L’ARFID (Avoidant/Restrictive Food Intake Disorder – disturbo evitante/restrittivo nell’assunzione di cibo) è un disordine alimentare nuovo, inserito nel DSM V nella categoria dei disturbi alimentari e non riconducibile a patologie più conosciute come l’anoressia, la bulimia o il binge eating disorder.
Pur presentando manifestazioni variegate, si caratterizza soprattutto per l’evitamento di una tipologia specifica di alimenti: si sceglie cosa mangiare in base alle caratteristiche sensoriali del cibo, quali il colore o la consistenza, e si possono temere le conseguenze dell’assunzione di alimenti (soffocamento, conati, ecc.).
Tali paure possono essere dovute a pregresse esperienze alimentari sgradevoli e la persona opterà ad esempio solo per cibi rossi, oppure solo per cibi cremosi o croccanti.
L’esito è una dieta molto ristretta che non apporta all’organismo tutti i valori nutrizionali necessari, con conseguente perdita di peso e ricorso a supplementi in grado di sopperire agli elementi nutritivi mancanti.
Questo rapporto conflittuale con il cibo inizia a delinearsi nella fase infantile o preadolescenziale, ostacolando un corretto sviluppo del bambino che, anche in assenza di dimagrimento, non riesce a raggiungere i livelli di crescita basilari previsti in rapporto alla sua età.
Se non trattata, l’abitudine lesiva si protrae anche in età adulta.
I bambini affetti da arfid non solo dispongono di una gamma alimentare limitata ma rifiutano di assaggiare cibi nuovi, reagendo con disgusto dinnanzi a pietanze che non conoscono e mangiandole solo se nascoste all’interno di altri cibi maggiormente apprezzati.
Inoltre non di rado si riscontrano disagi nella sfera sociale, soprattutto in quelle attività o situazioni legate al cibo, come ad esempio il momento della merenda o del pranzo nella mensa scolastica.
Chiaramente bisogna distinguere un soggetto Arfid da un bambino che, per capriccio, predilige alcuni nutrimenti piuttosto che altri: quest’ultima può rappresentare una fase transitoria, che non comporta gravi alterazioni a livello fisiologico.
E’ invece necessario fare attenzione quando si assiste ad una perdita di peso notevole o quando lo sviluppo non rispecchia le tabelle di crescita, nonché in caso di problematiche scolastiche e sociali inerenti il cibo.
L’intervento deve essere tempestivo dal momento che si possono attivare delle ripercussioni con effetti a lungo termine, tali da inficiare lo sviluppo fisico e psichico del bambino.
Proprio per la natura psicologica di questa disfunzione è utile che il genitore curi l’interazione con il bambino seguendo alcune indicazioni, onde evitare di aggravare involontariamente la condizione del figlio.
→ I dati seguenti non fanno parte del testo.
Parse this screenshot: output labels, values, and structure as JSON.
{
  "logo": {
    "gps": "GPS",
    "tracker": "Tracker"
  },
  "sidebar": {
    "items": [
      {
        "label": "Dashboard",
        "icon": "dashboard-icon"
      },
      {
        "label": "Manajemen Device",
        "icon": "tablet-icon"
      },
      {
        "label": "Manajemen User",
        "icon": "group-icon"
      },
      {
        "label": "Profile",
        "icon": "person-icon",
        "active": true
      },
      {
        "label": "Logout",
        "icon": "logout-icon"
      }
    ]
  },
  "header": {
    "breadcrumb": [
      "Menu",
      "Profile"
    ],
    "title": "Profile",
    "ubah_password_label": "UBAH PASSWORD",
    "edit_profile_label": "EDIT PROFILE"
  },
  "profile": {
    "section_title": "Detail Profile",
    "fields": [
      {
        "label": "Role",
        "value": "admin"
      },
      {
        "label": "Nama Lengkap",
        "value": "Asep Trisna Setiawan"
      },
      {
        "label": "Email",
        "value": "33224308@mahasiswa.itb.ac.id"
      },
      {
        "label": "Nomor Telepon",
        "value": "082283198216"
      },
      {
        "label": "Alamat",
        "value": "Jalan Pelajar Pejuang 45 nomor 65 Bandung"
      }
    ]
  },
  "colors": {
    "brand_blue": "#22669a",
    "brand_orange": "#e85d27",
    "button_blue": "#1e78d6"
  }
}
Nel caso in cui il bambino abbia vissuto eventi traumatici, connessi o meno al cibo, o abbia assistito a situazioni potenzialmente impressionanti, questi potrebbero rappresentare dei fattori di rischio da non sottovalutare.
Se poi si aggiungono i sintomi sopraelencati, accompagnati da umore irritabile e comportamenti ingestibili, è indispensabile intervenire immediatamente contattando un’équipe multidisciplinare in grado di aiutare il bambino ad esprimere quello che prova, lavorando sia sulla dimensione pediatrica che su quella psicologica, in collaborazione con la famiglia.